Extracellular vesicles from oviductal and uterine fluids supplementation in sequential in vitro culture improves bovine embryo quality

Abstract

Background: In vitro production of bovine embryos is a well-established technology, but the in vitro culture (IVC) system still warrants improvements, especially regarding embryo quality. This study aimed to evaluate the effect of extracellular vesicles (EVs) isolated from oviductal (OF) and uterine fluid (UF) in sequential IVC on the development and quality of bovine embryos. Zygotes were cultured in SOF supplemented with either BSA or EVs-depleted fetal calf serum (dFCS) in the presence (BSA-EV and dFCS-EV) or absence of EVs from OF (D1 to D4) and UF (D5 to D8), mimicking in vivo conditions. EVs from oviducts (early luteal phase) and uterine horns (mid-luteal phase) from slaughtered heifers were isolated by size exclusion chromatography. Blastocyst rate was recorded on days 7–8 and their quality was assessed based on lipid contents, mitochondrial activity and total cell numbers, as well as survival rate after vitrification. Relative mRNA abundance for lipid metabolism-related transcripts and levels of phosphorylated hormone-sensitive lipase (pHSL) proteins were also determined. Additionally, the expression levels of 383 miRNA in OF- and UF-EVs were assessed by qRT-PCR. Results: Blastocyst yield was lower (P < 0.05) in BSA treatments compared with dFCS treatments. Survival rates after vitrification/warming were improved in dFCS-EVs (P < 0.05). EVs increased (P < 0.05) blastocysts total cell number in dFCS-EV and BSA-EV compared with respective controls (dFCS and BSA), while lipid content was decreased in dFCS-EV (P < 0.05) and mitochondrial activity did not change (P > 0.05). Lipid metabolism transcripts were affected by EVs and showed interaction with type of protein source in medium (PPARGC1B, LDLR, CD36, FASN and PNPLA2, P < 0.05). Levels of pHSL were lower in dFCS (P < 0.05). Twenty miRNA were differentially expressed between OF- and UF-EVs and only bta-miR-148b was increased in OF-EVs (P < 0.05).

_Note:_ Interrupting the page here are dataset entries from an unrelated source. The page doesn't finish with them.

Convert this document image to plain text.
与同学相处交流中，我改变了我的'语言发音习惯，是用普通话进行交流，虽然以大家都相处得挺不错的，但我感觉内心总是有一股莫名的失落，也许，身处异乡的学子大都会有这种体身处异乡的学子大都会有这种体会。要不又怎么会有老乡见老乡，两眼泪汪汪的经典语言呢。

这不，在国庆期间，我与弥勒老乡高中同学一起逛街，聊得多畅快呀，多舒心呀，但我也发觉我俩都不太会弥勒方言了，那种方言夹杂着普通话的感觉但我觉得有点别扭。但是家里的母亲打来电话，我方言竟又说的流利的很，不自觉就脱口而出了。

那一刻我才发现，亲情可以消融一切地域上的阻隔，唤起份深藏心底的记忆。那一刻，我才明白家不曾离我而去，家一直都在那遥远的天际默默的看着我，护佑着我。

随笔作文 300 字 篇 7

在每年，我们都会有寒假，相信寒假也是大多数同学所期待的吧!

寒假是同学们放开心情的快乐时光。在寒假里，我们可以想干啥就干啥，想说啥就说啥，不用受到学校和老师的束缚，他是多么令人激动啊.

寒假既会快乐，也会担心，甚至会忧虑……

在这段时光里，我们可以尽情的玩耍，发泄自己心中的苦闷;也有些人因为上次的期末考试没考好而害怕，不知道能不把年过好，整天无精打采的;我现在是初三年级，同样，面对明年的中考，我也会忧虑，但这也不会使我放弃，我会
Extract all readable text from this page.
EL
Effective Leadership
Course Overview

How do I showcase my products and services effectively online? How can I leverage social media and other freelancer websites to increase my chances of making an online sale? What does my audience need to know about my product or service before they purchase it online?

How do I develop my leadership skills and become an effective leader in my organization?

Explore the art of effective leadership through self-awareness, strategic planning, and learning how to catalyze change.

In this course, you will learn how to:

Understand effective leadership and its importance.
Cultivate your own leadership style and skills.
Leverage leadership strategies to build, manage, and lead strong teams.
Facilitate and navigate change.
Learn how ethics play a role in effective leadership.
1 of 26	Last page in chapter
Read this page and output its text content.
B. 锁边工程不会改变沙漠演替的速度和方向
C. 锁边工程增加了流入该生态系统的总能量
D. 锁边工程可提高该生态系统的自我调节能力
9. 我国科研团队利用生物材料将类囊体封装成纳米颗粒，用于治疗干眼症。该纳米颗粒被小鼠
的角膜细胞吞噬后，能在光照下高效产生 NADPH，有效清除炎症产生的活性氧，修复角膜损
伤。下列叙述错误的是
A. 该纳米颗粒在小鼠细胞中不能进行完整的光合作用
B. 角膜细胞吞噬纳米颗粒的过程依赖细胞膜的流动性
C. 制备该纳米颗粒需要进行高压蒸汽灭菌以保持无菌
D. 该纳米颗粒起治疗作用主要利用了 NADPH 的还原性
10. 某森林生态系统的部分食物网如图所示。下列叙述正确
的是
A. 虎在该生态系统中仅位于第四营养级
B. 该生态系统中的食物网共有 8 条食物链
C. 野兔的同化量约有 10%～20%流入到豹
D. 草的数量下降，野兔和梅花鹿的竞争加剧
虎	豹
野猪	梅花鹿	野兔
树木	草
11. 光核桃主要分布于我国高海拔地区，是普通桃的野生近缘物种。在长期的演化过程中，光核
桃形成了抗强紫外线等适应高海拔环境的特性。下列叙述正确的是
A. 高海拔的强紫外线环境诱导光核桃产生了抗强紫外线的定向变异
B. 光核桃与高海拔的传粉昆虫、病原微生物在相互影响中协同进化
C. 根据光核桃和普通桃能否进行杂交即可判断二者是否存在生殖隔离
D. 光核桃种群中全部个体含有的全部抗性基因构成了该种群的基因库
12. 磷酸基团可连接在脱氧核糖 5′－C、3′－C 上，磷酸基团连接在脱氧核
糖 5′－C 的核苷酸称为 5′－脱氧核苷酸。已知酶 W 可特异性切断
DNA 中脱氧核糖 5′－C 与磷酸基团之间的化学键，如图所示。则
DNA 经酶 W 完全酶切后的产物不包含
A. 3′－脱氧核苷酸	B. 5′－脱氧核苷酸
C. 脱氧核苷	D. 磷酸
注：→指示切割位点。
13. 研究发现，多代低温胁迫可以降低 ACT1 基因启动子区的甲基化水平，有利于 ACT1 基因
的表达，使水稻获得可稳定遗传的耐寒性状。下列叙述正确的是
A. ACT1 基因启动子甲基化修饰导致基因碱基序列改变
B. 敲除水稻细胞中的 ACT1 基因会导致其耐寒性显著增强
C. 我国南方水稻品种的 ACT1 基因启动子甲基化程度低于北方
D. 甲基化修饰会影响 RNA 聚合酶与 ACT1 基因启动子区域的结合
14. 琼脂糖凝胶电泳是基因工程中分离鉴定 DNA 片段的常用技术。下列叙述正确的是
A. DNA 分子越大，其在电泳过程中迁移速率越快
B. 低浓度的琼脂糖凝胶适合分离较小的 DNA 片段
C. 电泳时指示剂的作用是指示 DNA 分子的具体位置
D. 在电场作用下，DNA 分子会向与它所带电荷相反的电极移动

Conclusions: Mimicking physiological conditions using EVs from OF and UF in sequential IVC does not affect embryo development but improves blastocyst quality regarding survival rate after vitrification/warming, total cell number, lipid content, and relative changes in expression of lipid metabolism transcripts and lipase activation. Finally, EVs miRNA contents may contribute to the observed effects.